Materials have become active today thanks to technological innovation. In trains and stations alike, they are being used in many ways and yielding major benefits.
An innovative material is one with added or augmented characteristics or one that can perform a function. It is a material that is no longer inert and that can even become active thanks to technology. There are many applications in the realm of rail transport.
One example is train aerodynamics. Today, trains may run in two directions, unlike airplanes, which fly in only one. A train perfectly designed from an aerodynamic standpoint to run in one direction can sometimes transform into a sort of parachute and create drag when running in the opposite direction.
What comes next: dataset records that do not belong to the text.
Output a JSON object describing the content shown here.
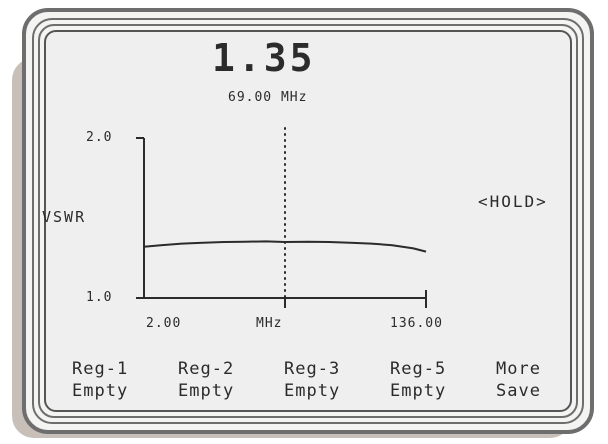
{
  "display": {
    "reading": "1.35",
    "frequency": "69.00 MHz",
    "status": "<HOLD>",
    "y_axis_label": "VSWR"
  },
  "softkeys": [
    {
      "line1": "Reg-1",
      "line2": "Empty"
    },
    {
      "line1": "Reg-2",
      "line2": "Empty"
    },
    {
      "line1": "Reg-3",
      "line2": "Empty"
    },
    {
      "line1": "Reg-5",
      "line2": "Empty"
    },
    {
      "line1": "More",
      "line2": "Save"
    }
  ],
  "chart_data": {
    "type": "line",
    "ylabel": "VSWR",
    "xlabel": "MHz",
    "x_tick_labels": [
      "2.00",
      "MHz",
      "136.00"
    ],
    "y_tick_labels": [
      "2.0",
      "1.0"
    ],
    "xlim": [
      2.0,
      136.0
    ],
    "ylim": [
      1.0,
      2.0
    ],
    "marker_x": 69.0,
    "x": [
      2,
      10,
      20,
      30,
      40,
      50,
      60,
      69,
      80,
      90,
      100,
      110,
      120,
      130,
      136
    ],
    "y": [
      1.32,
      1.33,
      1.34,
      1.345,
      1.35,
      1.352,
      1.354,
      1.35,
      1.352,
      1.35,
      1.345,
      1.34,
      1.33,
      1.31,
      1.29
    ],
    "grid": false
  }
}
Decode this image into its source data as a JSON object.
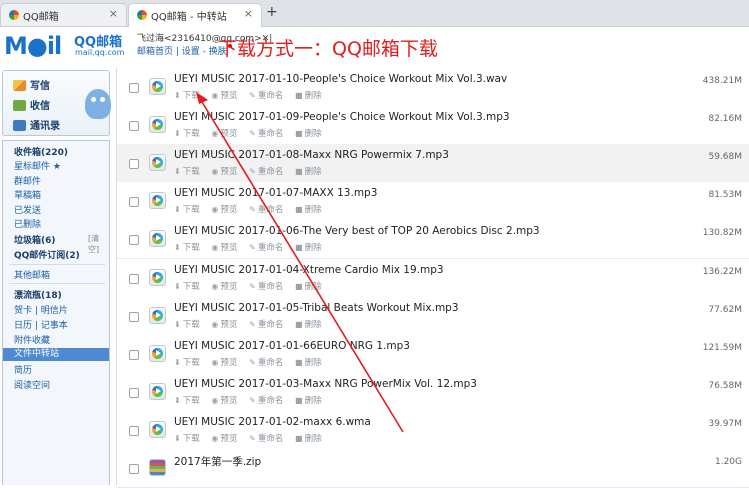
{
  "browser": {
    "tabs": [
      {
        "title": "QQ邮箱",
        "close": "×"
      },
      {
        "title": "QQ邮箱 - 中转站",
        "close": "×"
      }
    ],
    "new_tab": "+"
  },
  "header": {
    "logo_text": "M●il",
    "logo_cn": "QQ邮箱",
    "logo_url": "mail.qq.com",
    "user": "飞过海<2316410@qq.com>",
    "user_suffix": "✕|",
    "links": "邮箱首页 | 设置 - 换肤"
  },
  "annotation": "下载方式一：QQ邮箱下载",
  "sidebar": {
    "write": "写信",
    "inbox": "收信",
    "contacts": "通讯录",
    "folders": [
      {
        "label": "收件箱(220)",
        "bold": true
      },
      {
        "label": "星标邮件 ★",
        "bold": false
      },
      {
        "label": "群邮件",
        "bold": false
      },
      {
        "label": "草稿箱",
        "bold": false
      },
      {
        "label": "已发送",
        "bold": false
      },
      {
        "label": "已删除",
        "bold": false
      },
      {
        "label": "垃圾箱(6)",
        "bold": true
      },
      {
        "label": "QQ邮件订阅(2)",
        "bold": true
      }
    ],
    "clear_label": "[清空]",
    "other": "其他邮箱",
    "extras": [
      {
        "label": "漂流瓶(18)",
        "bold": true
      },
      {
        "label": "贺卡 | 明信片",
        "bold": false
      },
      {
        "label": "日历 | 记事本",
        "bold": false
      },
      {
        "label": "附件收藏",
        "bold": false
      },
      {
        "label": "文件中转站",
        "bold": false,
        "active": true
      },
      {
        "label": "简历",
        "bold": false
      },
      {
        "label": "阅读空间",
        "bold": false
      }
    ]
  },
  "file_actions": {
    "download": "下载",
    "preview": "预览",
    "rename": "重命名",
    "delete": "删除"
  },
  "files": [
    {
      "name": "UEYI MUSIC 2017-01-10-People's Choice Workout Mix Vol.3.wav",
      "size": "438.21M",
      "icon": "media"
    },
    {
      "name": "UEYI MUSIC 2017-01-09-People's Choice Workout Mix Vol.3.mp3",
      "size": "82.16M",
      "icon": "media"
    },
    {
      "name": "UEYI MUSIC 2017-01-08-Maxx NRG Powermix 7.mp3",
      "size": "59.68M",
      "icon": "media"
    },
    {
      "name": "UEYI MUSIC 2017-01-07-MAXX 13.mp3",
      "size": "81.53M",
      "icon": "media"
    },
    {
      "name": "UEYI MUSIC 2017-01-06-The Very best of TOP 20 Aerobics Disc 2.mp3",
      "size": "130.82M",
      "icon": "media"
    },
    {
      "name": "UEYI MUSIC 2017-01-04-Xtreme Cardio Mix 19.mp3",
      "size": "136.22M",
      "icon": "media"
    },
    {
      "name": "UEYI MUSIC 2017-01-05-Tribal Beats Workout Mix.mp3",
      "size": "77.62M",
      "icon": "media"
    },
    {
      "name": "UEYI MUSIC 2017-01-01-66EURO NRG 1.mp3",
      "size": "121.59M",
      "icon": "media"
    },
    {
      "name": "UEYI MUSIC 2017-01-03-Maxx NRG PowerMix Vol. 12.mp3",
      "size": "76.58M",
      "icon": "media"
    },
    {
      "name": "UEYI MUSIC 2017-01-02-maxx 6.wma",
      "size": "39.97M",
      "icon": "media"
    },
    {
      "name": "2017年第一季.zip",
      "size": "1.20G",
      "icon": "zip"
    }
  ],
  "colors": {
    "accent": "#1a73c8",
    "annotation": "#e21d1d",
    "active_folder": "#4d8ad1"
  }
}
Aerodynamic shapes adapted to whichever direction the train is going would improve its aerodynamics spectacularly and reduce its electricity consumption, in the case of a TGV by at least 3%. To tackle this challenge, programmable active materials and 4D printing are two promising solutions.
A second field of exploration: rail infrastructure. TECH SNCF teams are working with the prestigious university MIT in the United States on regenerating alloys for metallic materials. Their goal is to design rails that will “repair” themselves!
Yet another field of inquiry: dynamic furniture and fittings in stations. Partitions, counters, seats… how can a station be reconfigured according to passenger flows? How can more modularity be introduced? One idea: a floor that would transform into seats.
Dynamic furniture and fittings will also be found on trains with innovations like self-cleaning window glass, which will eliminate the need for windscreen wipers.
For the engineers at TECH SNCF, the task is now to verify that these promising innovations can become standard equipment, with all safety constraints in rail transport taken into account t and with a viable economic model.